As that last sentence indicates, Eliza has by that point already flipped her position upside down, and now accepts Darcy’s dark version of Wickham, whereas twenty chapters earlier she accepted Wickham’s “portrait” of Darcy. And that’s how the novel ends in the minds of Janeites---with Darcy wearing a white hat and Wickham a black one.

But what never occurs either to Elizabeth, or to pretty much all of the millions of readers of P&P over the past two centuries, is that Elizabeth has in effect relied too strongly on that ancient proverb. I.e., she has assumed that she is facing a binary choice, and therefore, the enemy of her enemy must be her friend. So, if Wickham and Darcy are mutual enemies, Elizabeth believes she has no choice but to see Wickham as a good guy so long as she sees Darcy as a bad guy; and then, when she fiips, she believes she has no choice but to see Darcy as a good guy, once she sees Wickham as a bad guy.

So, what if, in the fictional universe of the shadow story of P&P that I’ve been writing about for a decade, not only Wickham, but also Darcy, both turn out to be bad guys who happen to be enemies of each other? Or, drawing on the political analogy I’ve been making, what if not only Cruz, but also Trump, are both bad guys who happen to be enemies of each other?

That is the one scenario that never occurs to Elizabeth –that Darcy and Wickham are both adept at trashing the reputation of the other, because they are both justified in their attacks on the other!
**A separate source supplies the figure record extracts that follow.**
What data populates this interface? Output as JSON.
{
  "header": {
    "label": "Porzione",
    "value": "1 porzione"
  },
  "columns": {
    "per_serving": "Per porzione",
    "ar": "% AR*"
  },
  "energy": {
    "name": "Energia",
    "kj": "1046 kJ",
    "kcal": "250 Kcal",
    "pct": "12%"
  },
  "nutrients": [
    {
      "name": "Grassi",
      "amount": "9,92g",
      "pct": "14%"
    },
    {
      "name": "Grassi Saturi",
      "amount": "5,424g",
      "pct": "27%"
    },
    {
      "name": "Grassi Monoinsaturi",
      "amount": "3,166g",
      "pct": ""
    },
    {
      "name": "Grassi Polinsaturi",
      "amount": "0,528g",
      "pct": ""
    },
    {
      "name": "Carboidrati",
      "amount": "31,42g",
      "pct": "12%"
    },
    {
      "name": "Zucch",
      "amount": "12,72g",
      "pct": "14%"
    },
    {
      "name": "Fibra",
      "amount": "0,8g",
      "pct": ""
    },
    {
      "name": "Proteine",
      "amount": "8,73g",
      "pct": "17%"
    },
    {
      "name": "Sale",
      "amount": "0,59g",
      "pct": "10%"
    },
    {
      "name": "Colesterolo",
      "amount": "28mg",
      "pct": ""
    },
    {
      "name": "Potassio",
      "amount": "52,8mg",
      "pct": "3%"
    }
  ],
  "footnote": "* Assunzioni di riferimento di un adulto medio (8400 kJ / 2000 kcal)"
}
Elizabeth should have listened to the whispering pundit (who I long ago identified as none other than sister Mary Bennet) who tries to warn Elizabeth to stay away from both Wickham and Darcy:

“The gentlemen came; and she thought he looked as if he would have answered her hopes; but, alas! the ladies had crowded round the table, where Miss Bennet was making tea, and Elizabeth pouring out the coffee, in so close a confederacy that there was not a single vacancy near her which would admit of a chair. And on the gentlemen's approaching, one of the girls moved closer to her than ever, and said, in a whisper: "The men shan't come and part us, I am determined. We want none of them; do we?"

Indeed, when it comes to the Republican slate of Presidential candidates, I want none of them!